If $A$ is nilpotent and $AB = A$, does $B$ have to be identity matrix?

Question

I have seen posts asking under what conditions does $B$ have to be the identity matrix if $AB = A$, but none of them could answer my question. I know that if $A$ is singular, then $A = AB$ doesn't necessarily imply $B = I$. A counter-example would be $A$ being a idempotent matrix (then $B = A$). What if $A$ is nilpotent (so $A$ cannot be idempotent) and nonzero? In that case, can I claim that $B = I$?

Answer 1

If $A$ is nilpotent, $A$ must have $0$ as its eigenvalue, so it is singular.

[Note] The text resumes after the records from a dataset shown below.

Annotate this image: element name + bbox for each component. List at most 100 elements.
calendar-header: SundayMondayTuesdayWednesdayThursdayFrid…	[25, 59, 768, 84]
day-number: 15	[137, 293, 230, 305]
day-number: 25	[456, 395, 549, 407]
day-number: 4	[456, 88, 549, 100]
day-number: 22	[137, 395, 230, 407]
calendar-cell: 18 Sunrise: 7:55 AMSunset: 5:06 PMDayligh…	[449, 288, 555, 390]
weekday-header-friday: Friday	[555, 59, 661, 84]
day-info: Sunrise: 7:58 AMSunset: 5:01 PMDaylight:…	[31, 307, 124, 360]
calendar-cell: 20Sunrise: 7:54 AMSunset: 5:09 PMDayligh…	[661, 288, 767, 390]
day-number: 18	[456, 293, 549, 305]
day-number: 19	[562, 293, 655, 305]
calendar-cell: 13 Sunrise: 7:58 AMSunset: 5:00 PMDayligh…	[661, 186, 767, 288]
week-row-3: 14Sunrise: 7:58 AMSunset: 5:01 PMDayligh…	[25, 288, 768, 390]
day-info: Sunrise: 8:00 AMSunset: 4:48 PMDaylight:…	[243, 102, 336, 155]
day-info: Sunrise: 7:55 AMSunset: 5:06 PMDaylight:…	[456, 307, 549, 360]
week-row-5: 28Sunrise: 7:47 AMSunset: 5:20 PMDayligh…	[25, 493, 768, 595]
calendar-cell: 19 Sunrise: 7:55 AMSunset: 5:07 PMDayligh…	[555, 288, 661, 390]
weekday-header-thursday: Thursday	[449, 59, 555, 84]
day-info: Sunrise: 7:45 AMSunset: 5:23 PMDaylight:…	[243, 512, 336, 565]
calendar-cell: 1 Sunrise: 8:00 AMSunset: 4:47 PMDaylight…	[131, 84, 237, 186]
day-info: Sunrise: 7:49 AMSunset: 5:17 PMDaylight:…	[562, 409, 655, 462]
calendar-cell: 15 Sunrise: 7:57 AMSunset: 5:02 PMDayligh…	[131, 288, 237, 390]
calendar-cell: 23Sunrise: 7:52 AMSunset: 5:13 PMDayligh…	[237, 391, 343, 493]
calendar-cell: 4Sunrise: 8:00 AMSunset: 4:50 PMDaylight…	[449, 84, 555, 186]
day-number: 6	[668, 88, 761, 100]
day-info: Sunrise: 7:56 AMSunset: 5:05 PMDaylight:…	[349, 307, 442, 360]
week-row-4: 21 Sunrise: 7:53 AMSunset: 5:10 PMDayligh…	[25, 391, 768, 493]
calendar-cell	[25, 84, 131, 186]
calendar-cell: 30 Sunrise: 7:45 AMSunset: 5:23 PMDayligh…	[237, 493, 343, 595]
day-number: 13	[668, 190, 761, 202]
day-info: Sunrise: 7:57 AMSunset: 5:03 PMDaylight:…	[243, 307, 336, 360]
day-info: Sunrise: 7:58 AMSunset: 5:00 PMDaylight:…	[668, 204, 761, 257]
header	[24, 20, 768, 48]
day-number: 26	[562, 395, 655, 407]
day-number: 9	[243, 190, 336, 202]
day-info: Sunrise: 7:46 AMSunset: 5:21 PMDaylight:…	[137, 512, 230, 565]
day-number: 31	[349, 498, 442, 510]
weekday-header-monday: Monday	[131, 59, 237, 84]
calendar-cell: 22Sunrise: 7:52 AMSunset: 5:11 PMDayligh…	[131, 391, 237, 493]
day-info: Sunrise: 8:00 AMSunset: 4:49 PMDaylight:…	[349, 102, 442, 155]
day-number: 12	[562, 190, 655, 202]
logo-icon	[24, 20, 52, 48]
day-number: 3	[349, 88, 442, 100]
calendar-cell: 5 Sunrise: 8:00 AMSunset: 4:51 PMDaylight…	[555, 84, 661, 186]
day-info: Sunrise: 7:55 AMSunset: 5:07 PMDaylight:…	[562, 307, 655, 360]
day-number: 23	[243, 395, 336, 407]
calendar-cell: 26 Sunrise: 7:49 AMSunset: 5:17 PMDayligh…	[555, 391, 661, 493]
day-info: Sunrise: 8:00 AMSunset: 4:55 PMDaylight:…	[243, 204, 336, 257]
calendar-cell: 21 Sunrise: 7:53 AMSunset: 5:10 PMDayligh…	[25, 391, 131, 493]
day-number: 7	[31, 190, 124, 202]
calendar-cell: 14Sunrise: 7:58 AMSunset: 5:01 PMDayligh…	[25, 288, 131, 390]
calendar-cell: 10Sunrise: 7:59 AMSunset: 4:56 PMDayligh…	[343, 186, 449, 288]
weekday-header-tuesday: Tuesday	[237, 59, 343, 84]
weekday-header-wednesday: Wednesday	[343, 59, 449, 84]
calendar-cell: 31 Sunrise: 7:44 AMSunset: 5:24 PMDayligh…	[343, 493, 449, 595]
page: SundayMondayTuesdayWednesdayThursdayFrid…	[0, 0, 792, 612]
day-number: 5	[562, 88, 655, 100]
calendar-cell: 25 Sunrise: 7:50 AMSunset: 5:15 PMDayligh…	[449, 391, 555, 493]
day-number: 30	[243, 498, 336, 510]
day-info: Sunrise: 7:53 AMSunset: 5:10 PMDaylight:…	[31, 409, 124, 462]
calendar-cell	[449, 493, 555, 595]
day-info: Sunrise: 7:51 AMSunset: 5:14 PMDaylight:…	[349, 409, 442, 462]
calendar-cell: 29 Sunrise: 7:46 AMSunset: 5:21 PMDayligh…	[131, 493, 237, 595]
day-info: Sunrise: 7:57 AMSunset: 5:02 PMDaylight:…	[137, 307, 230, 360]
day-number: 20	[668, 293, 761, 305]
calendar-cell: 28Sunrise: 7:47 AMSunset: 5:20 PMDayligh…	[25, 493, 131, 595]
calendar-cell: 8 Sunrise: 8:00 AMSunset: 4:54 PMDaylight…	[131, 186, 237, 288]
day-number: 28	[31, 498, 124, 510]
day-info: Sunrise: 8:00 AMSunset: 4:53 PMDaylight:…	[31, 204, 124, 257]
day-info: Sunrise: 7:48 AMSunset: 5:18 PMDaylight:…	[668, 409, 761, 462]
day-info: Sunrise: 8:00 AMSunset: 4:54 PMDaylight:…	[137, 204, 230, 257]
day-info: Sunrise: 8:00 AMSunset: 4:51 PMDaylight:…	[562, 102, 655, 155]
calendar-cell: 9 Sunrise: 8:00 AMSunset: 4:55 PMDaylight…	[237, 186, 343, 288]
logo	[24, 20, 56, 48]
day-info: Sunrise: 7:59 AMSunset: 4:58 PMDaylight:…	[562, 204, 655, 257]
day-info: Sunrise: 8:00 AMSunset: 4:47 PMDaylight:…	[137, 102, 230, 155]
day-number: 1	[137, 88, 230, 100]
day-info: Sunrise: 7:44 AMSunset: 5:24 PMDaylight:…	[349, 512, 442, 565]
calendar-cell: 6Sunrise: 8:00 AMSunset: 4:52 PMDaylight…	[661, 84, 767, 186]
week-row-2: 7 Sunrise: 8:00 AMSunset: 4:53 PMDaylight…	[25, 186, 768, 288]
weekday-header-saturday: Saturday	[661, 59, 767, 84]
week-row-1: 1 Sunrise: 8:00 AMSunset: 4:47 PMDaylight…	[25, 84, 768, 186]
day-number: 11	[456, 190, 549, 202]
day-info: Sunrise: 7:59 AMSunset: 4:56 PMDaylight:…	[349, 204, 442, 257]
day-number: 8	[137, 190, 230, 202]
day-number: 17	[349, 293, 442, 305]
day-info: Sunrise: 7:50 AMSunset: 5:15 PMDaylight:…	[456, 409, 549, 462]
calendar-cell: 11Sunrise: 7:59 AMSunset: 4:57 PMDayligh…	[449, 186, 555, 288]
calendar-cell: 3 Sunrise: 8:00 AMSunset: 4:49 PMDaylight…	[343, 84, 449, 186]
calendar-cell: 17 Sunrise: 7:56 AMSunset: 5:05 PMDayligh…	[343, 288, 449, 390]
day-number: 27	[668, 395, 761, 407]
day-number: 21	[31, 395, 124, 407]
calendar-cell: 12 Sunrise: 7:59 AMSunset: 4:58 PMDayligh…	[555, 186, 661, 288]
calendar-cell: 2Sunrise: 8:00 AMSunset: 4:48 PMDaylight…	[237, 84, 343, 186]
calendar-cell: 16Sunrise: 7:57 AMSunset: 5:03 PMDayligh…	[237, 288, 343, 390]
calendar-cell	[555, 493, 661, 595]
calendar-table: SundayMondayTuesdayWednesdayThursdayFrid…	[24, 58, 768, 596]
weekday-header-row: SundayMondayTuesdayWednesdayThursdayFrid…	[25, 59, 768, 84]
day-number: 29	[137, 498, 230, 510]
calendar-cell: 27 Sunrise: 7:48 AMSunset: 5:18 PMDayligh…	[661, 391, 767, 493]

This means that your second assumption is actually same with your first assumption.

Append :

For these two matrices $A, B$ such that

$$A = \begin{pmatrix} 0 & 1 \\ 0 & 0 \\ \end{pmatrix} ,\quad B=\begin{pmatrix} 0 & 1 \\ 0 & 1 \\ \end{pmatrix}. $$

Then you can check that $A$ is not idempotent (In fact, $A$ is nilpotent).

And you can also check that $AB=A$. But $B\neq I$.

Answer 2

How about \begin{align} A &= \begin{bmatrix}0 & 1 \\ 0 & 0\end{bmatrix} & B &= \begin{bmatrix}-1 & 0 \\ 0 & 1\end{bmatrix} \end{align} Then $A$ is nilpotent and not idempotent, $B$ is not the identity, and $AB=A$.

(The inspiration here was the structure of the Lie algebra $\mathrm{sl}(2)$, i.e., the traceless 2x2 matrices.)